Sport1-Sendung Doppelpass

Nübel-Wechsel: Helmer unterläuft Panne bei Übertragung

Doppelpass-Moderator Thomas Helmer.

Doppelpass-Moderator Thomas Helmer.

Foto: dpa

Essen  Während der Sendung Doppelpass ist Moderator Thomas Helmer eine Panne unterlaufen. Es geht um den Wechsel von Alexander Nübel zum FC Bayern.

Der Wechsel von Alexander Nübel (23) vom FC Schalke 04 zum FC Bayern München im kommenden Sommer beschäftigt Fußball-Deutschland. Und natürlich diskutierten auch die Gäste in der Sport1-Sendung Doppelpass munter über die Personalie, die höchst unterschiedlich betrachtet und eingeschätzt wird.
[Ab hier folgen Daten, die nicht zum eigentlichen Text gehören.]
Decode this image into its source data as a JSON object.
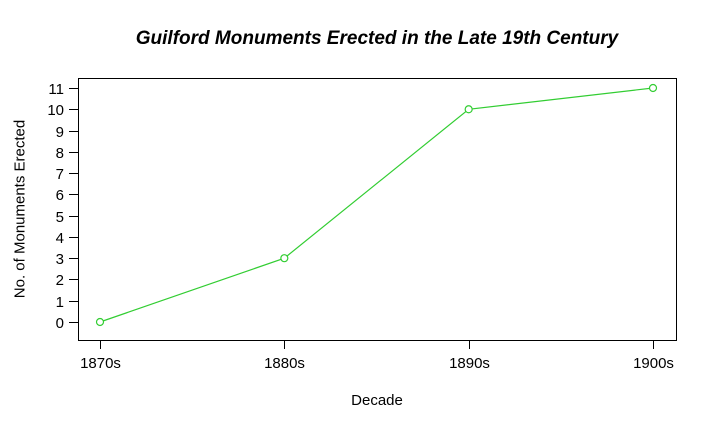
{
  "chart_data": {
    "type": "line",
    "title": "Guilford Monuments Erected in the Late 19th Century",
    "xlabel": "Decade",
    "ylabel": "No. of Monuments Erected",
    "categories": [
      "1870s",
      "1880s",
      "1890s",
      "1900s"
    ],
    "series": [
      {
        "name": "Monuments Erected",
        "values": [
          0,
          3,
          10,
          11
        ]
      }
    ],
    "yticks": [
      0,
      1,
      2,
      3,
      4,
      5,
      6,
      7,
      8,
      9,
      10,
      11
    ],
    "ylim": [
      0,
      11
    ],
    "grid": false,
    "legend": "none",
    "line_color": "#32cd32",
    "marker": "open-circle",
    "marker_fill": "#ffffff",
    "axis_color": "#000000",
    "text_color": "#000000",
    "background": "#ffffff"
  }
}
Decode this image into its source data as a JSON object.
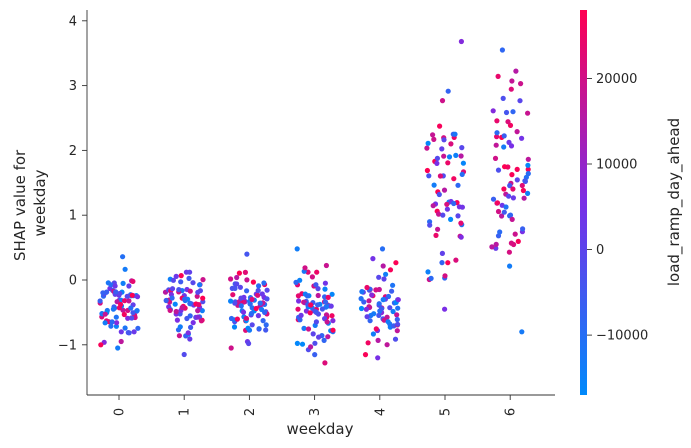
{
  "chart_data": {
    "type": "scatter",
    "xlabel": "weekday",
    "ylabel": "SHAP value for\nweekday",
    "x_categories": [
      "0",
      "1",
      "2",
      "3",
      "4",
      "5",
      "6"
    ],
    "y_ticks": [
      -1,
      0,
      1,
      2,
      3,
      4
    ],
    "y_tick_labels": [
      "−1",
      "0",
      "1",
      "2",
      "3",
      "4"
    ],
    "ylim": [
      -1.75,
      4.2
    ],
    "grid": false,
    "colorbar": {
      "label": "load_ramp_day_ahead",
      "range": [
        -17000,
        28000
      ],
      "ticks": [
        -10000,
        0,
        10000,
        20000
      ],
      "tick_labels": [
        "−10000",
        "0",
        "10000",
        "20000"
      ],
      "color_low": "#008afb",
      "color_mid": "#7a2ee6",
      "color_high": "#ff0052"
    },
    "series": [
      {
        "category": 0,
        "count": 80,
        "center": -0.4,
        "spread": 0.25,
        "min": -1.05,
        "max": 0.36,
        "high_feature_share": 0.3
      },
      {
        "category": 1,
        "count": 75,
        "center": -0.4,
        "spread": 0.25,
        "min": -1.15,
        "max": 0.12,
        "high_feature_share": 0.3
      },
      {
        "category": 2,
        "count": 80,
        "center": -0.4,
        "spread": 0.28,
        "min": -1.05,
        "max": 0.4,
        "high_feature_share": 0.3
      },
      {
        "category": 3,
        "count": 80,
        "center": -0.45,
        "spread": 0.3,
        "min": -1.28,
        "max": 0.48,
        "high_feature_share": 0.3
      },
      {
        "category": 4,
        "count": 70,
        "center": -0.45,
        "spread": 0.3,
        "min": -1.2,
        "max": 0.48,
        "high_feature_share": 0.3
      },
      {
        "category": 5,
        "count": 70,
        "center": 1.55,
        "spread": 0.7,
        "min": -0.45,
        "max": 3.68,
        "high_feature_share": 0.4
      },
      {
        "category": 6,
        "count": 75,
        "center": 1.7,
        "spread": 0.75,
        "min": -0.8,
        "max": 3.55,
        "high_feature_share": 0.4
      }
    ]
  }
}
Ex-Profi Stefan Effenberg zum Beispiel vermutet hinter der Entscheidung des Torhüters den Einfluss dessen Beraters Stefan Backs. Nachdem der frühere Bayern-Kapitän und Nationalspieler das weiter ausgeführt und finanzielles Interesse als Grund für den Wechsel genannt hatte, unterlief ausgerechnet Moderator Thomas Helmer eine Panne.
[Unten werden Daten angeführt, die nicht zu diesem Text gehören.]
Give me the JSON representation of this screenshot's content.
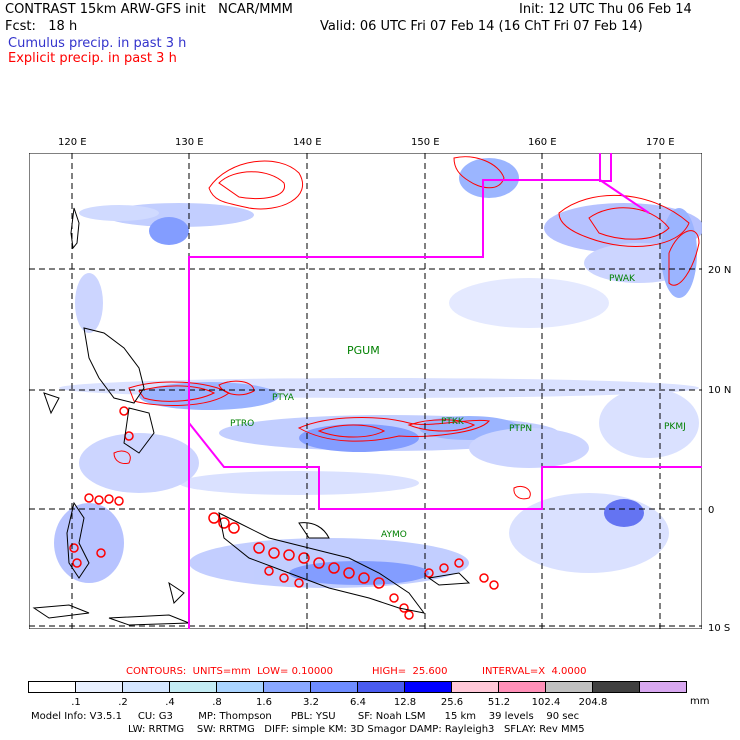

Mikrofone liefen während der TV-Pause mit

Der 54-Jährige hatte offenbar eine Nachricht von Backs erhalten. Helmer zu einer zweiten Person: „Der Berater hat sich gemeldet, von Nübel. Er hat sich beschwert, was Stefan gesagt hat – er sei geldgeil.“ Dann lacht der ehemalige Bayern-Profi. Was er offenbar nicht bedacht hatte: Die Sendung wird nicht nur im TV, sondern grundsätzlich auch im Internet auf der Video-Plattform Youtube übertragen. Anders als während der Fernseh-Übertragung werden die Mikrofone beim Livestream nicht ausgeschaltet. Somit hatte Helmers hämische Anmerkung Ohrenzeugen. Folglich dauerte es nicht lange, bis die ersten Kommentare zum Geschehen in sozialen Netzwerken auftauchten.
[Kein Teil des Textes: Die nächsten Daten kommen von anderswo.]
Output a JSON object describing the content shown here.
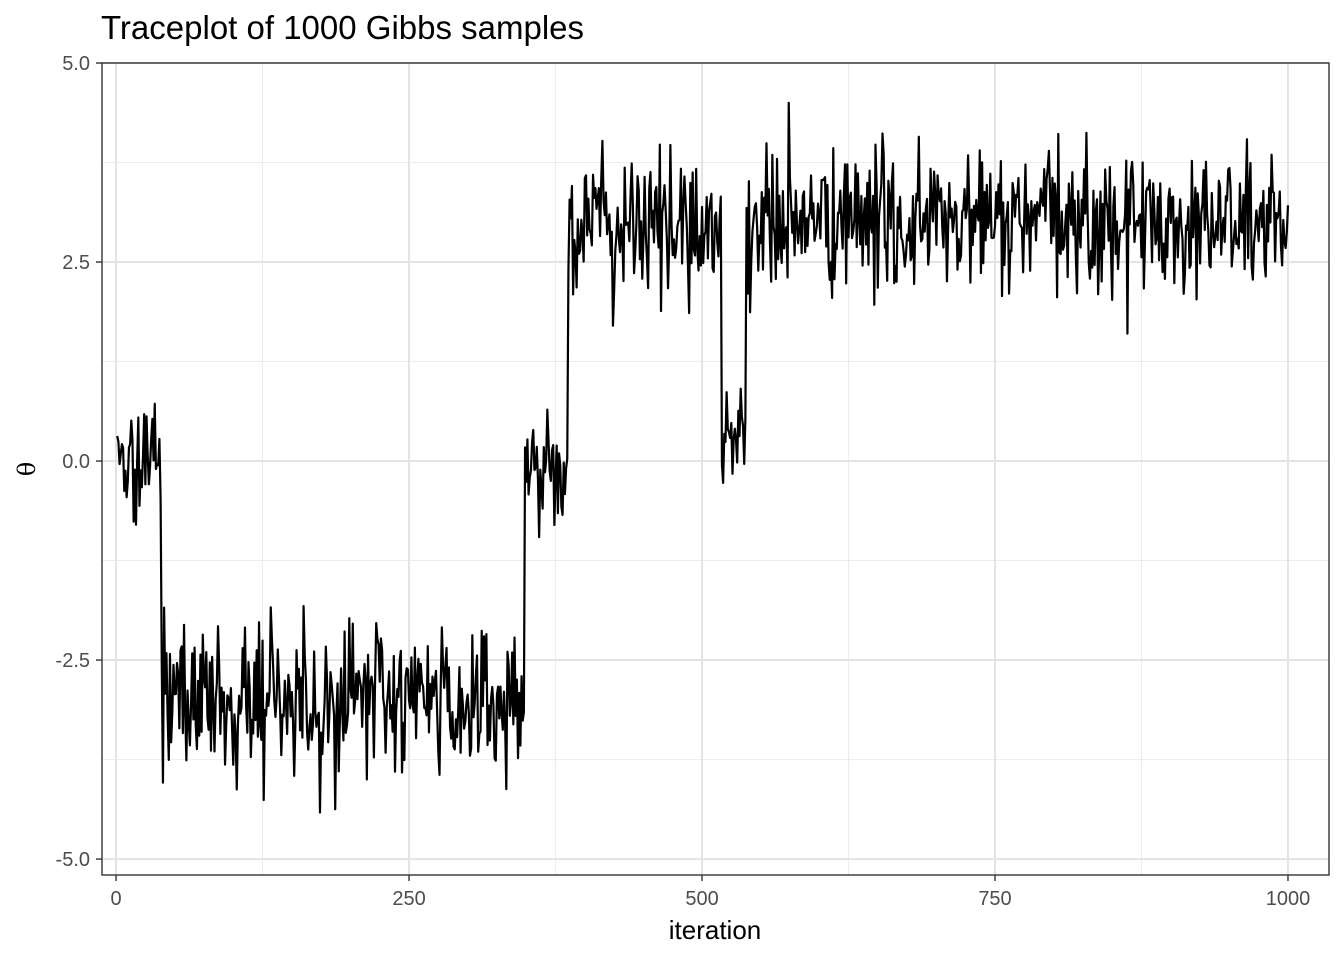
{
  "chart_data": {
    "type": "line",
    "title": "Traceplot of 1000 Gibbs samples",
    "xlabel": "iteration",
    "ylabel": "θ",
    "xlim": [
      -12,
      1035
    ],
    "ylim": [
      -5.2,
      5.0
    ],
    "xticks": [
      0,
      250,
      500,
      750,
      1000
    ],
    "xtick_labels": [
      "0",
      "250",
      "500",
      "750",
      "1000"
    ],
    "yticks": [
      -5.0,
      -2.5,
      0.0,
      2.5,
      5.0
    ],
    "ytick_labels": [
      "-5.0",
      "-2.5",
      "0.0",
      "2.5",
      "5.0"
    ],
    "grid": true,
    "line_color": "#000000",
    "series": [
      {
        "n": 1000,
        "segments": [
          {
            "from": 1,
            "to": 38,
            "center": 0.1,
            "spread": 0.45,
            "min": -0.8,
            "max": 1.05
          },
          {
            "from": 39,
            "to": 348,
            "center": -3.0,
            "spread": 0.5,
            "min": -4.75,
            "max": -1.55
          },
          {
            "from": 349,
            "to": 385,
            "center": -0.1,
            "spread": 0.35,
            "min": -1.0,
            "max": 1.25
          },
          {
            "from": 386,
            "to": 516,
            "center": 2.95,
            "spread": 0.45,
            "min": 1.7,
            "max": 4.55
          },
          {
            "from": 517,
            "to": 537,
            "center": 0.3,
            "spread": 0.35,
            "min": -0.85,
            "max": 1.1
          },
          {
            "from": 538,
            "to": 1000,
            "center": 3.0,
            "spread": 0.45,
            "min": 1.6,
            "max": 4.5
          }
        ]
      }
    ]
  }
}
Auch Backs selbst hatte sich öffentlich zu Wort gemeldet, beim Tweet über den offiziellen Account der Agentur Siebert & Backs GmbH aber Wert auf eine zurückhaltende Wortwahl gelegt. „Lange Diskussion im Sport.1-Doppelpass zum Thema Nübel/Bayern München. Fazit: Der Berater hat nur an sein Geld gedacht.“

Hintergrund für Effenbergs Vermutung: Nübel, auf Schalke zuletzt Stammkeeper, droht beim Rekordmeister ein Platz auf der Ersatzbank. Denn Nationaltorhüter Manuel Neuer, der ebenfalls aus Gelsenkirchen in den Süden der Republik wechselte, gilt bei den Bayern als gesetzt und soll seinen Vertrag in München bis 2023 verlängern.